What followed was not a dramatic event.


It was a slow unraveling.


The life that had once felt solid began to shift beneath my feet. Relationships changed. Certainties dissolved. Doors I expected to remain open quietly closed.


Again and again, I found myself standing in unfamiliar territory.


At first, I resisted.


I searched for answers, explanations, and certainty.


But the deeper invitation was not to understand.


It was to trust.


Looking back, I can see that I had entered what I now call the vortex.


A space between what was and what would be.


A place where old identities fall away before new ones are formed.


A place that feels like loss while something sacred is quietly being born.


I did not know it then.


I only knew that God had answered the prayer I never meant to pray.

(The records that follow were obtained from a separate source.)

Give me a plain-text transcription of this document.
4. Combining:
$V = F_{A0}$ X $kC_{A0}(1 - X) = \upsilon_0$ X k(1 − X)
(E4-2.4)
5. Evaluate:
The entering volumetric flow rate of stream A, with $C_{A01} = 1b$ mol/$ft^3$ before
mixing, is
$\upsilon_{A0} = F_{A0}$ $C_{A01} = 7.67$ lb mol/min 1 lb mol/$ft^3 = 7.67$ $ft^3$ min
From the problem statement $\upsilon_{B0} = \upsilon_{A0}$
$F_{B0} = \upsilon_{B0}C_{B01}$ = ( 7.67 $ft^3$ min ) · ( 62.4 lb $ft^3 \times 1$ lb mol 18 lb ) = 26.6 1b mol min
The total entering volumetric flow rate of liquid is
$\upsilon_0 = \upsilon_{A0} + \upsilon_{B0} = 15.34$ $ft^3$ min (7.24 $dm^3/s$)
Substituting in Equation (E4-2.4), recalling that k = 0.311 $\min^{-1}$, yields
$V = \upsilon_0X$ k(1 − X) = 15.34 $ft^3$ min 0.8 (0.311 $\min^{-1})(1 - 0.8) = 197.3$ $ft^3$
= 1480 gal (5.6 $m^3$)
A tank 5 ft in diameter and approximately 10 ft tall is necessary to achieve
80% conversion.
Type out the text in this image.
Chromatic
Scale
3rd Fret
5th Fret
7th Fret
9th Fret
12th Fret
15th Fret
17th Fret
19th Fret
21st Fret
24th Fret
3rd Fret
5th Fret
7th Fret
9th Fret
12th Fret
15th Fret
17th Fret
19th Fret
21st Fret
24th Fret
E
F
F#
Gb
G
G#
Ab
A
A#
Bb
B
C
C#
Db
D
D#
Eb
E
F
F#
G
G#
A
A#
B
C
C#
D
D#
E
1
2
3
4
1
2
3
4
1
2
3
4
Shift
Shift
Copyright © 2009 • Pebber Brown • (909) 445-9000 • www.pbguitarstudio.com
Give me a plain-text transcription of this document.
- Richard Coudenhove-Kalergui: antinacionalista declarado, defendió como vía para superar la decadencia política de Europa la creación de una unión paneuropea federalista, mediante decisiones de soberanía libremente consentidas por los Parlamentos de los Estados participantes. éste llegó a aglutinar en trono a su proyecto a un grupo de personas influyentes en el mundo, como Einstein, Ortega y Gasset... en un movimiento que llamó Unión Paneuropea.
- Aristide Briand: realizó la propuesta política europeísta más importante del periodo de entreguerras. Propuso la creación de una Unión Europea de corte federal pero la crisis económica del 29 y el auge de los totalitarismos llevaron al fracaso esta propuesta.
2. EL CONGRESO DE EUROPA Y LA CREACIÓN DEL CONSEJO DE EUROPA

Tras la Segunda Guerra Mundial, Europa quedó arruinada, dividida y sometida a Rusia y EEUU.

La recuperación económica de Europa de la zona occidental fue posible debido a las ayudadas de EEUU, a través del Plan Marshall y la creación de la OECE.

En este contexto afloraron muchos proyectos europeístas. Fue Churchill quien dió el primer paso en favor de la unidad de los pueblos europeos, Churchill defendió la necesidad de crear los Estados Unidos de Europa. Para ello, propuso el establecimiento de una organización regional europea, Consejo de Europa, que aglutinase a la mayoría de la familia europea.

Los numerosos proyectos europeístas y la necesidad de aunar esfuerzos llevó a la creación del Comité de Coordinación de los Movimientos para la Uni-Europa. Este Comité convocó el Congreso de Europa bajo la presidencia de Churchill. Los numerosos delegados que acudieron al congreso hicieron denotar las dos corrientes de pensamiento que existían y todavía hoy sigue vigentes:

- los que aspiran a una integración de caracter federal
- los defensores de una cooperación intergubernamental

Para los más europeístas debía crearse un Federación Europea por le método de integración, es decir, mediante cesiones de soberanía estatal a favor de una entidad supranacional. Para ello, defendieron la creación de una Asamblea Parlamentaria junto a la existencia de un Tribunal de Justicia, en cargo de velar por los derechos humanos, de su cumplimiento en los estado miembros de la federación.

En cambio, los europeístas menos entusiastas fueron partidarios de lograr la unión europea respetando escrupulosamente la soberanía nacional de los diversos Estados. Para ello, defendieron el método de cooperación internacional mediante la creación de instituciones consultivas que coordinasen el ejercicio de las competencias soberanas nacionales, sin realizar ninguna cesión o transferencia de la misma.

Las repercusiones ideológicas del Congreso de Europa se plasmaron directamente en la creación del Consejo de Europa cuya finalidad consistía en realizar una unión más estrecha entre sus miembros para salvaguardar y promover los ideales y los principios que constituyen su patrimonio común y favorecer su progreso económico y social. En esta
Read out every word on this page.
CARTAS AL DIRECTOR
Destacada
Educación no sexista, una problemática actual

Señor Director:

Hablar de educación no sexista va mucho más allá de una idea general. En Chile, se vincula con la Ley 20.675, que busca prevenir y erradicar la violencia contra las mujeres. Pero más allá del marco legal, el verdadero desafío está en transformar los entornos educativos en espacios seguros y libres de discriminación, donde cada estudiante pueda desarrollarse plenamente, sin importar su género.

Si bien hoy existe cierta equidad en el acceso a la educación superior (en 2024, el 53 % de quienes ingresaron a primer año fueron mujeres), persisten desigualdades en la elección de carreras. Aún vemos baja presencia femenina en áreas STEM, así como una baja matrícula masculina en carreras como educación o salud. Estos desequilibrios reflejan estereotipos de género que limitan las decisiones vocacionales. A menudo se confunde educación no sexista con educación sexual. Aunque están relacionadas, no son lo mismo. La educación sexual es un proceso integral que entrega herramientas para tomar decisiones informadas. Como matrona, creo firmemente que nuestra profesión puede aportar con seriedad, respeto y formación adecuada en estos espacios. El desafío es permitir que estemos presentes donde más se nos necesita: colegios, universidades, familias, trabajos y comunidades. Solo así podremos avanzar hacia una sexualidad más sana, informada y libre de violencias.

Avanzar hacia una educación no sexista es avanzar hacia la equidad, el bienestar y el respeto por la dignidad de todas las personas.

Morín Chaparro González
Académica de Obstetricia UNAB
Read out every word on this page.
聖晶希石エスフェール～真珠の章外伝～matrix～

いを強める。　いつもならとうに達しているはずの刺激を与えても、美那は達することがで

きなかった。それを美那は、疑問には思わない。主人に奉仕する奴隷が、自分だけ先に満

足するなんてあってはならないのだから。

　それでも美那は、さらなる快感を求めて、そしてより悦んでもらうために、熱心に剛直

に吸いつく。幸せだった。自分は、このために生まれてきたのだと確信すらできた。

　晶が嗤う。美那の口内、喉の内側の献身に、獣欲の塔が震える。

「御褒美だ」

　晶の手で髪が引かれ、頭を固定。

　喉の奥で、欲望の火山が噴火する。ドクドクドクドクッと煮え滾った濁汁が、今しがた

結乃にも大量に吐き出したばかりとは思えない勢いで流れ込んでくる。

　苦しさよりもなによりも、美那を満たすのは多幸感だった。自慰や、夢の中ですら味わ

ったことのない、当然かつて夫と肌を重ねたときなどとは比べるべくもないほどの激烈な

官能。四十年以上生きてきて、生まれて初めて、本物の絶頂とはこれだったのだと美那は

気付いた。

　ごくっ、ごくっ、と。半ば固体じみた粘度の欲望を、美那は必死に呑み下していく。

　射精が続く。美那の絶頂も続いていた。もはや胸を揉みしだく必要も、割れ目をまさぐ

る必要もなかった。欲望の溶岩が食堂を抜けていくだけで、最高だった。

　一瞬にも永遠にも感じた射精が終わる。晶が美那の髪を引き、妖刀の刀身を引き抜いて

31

The years that followed carried me deeper into that unknown space.


Things I once depended on no longer held the same meaning.


Roles I had identified with began to loosen their grip.


Even my understanding of God was being transformed.


There were seasons when I felt suspended between worlds—


no longer who I had been,


not yet who I was becoming.


It was uncomfortable.


Sometimes lonely.


Often confusing.


Yet beneath it all, something steady remained.


A quiet presence.


A gentle knowing that even when I could not see the path, I was not walking it alone.


Over time, I began to understand that the vortex was not a punishment.


It was an invitation.


An invitation to release what could no longer carry me.


An invitation to trust what could not yet be seen.


An invitation to come home to a deeper relationship with God, with myself, and with life itself.


The transformation was not happening around me.


It was happening within me.


And perhaps that was the answer to my prayer all along.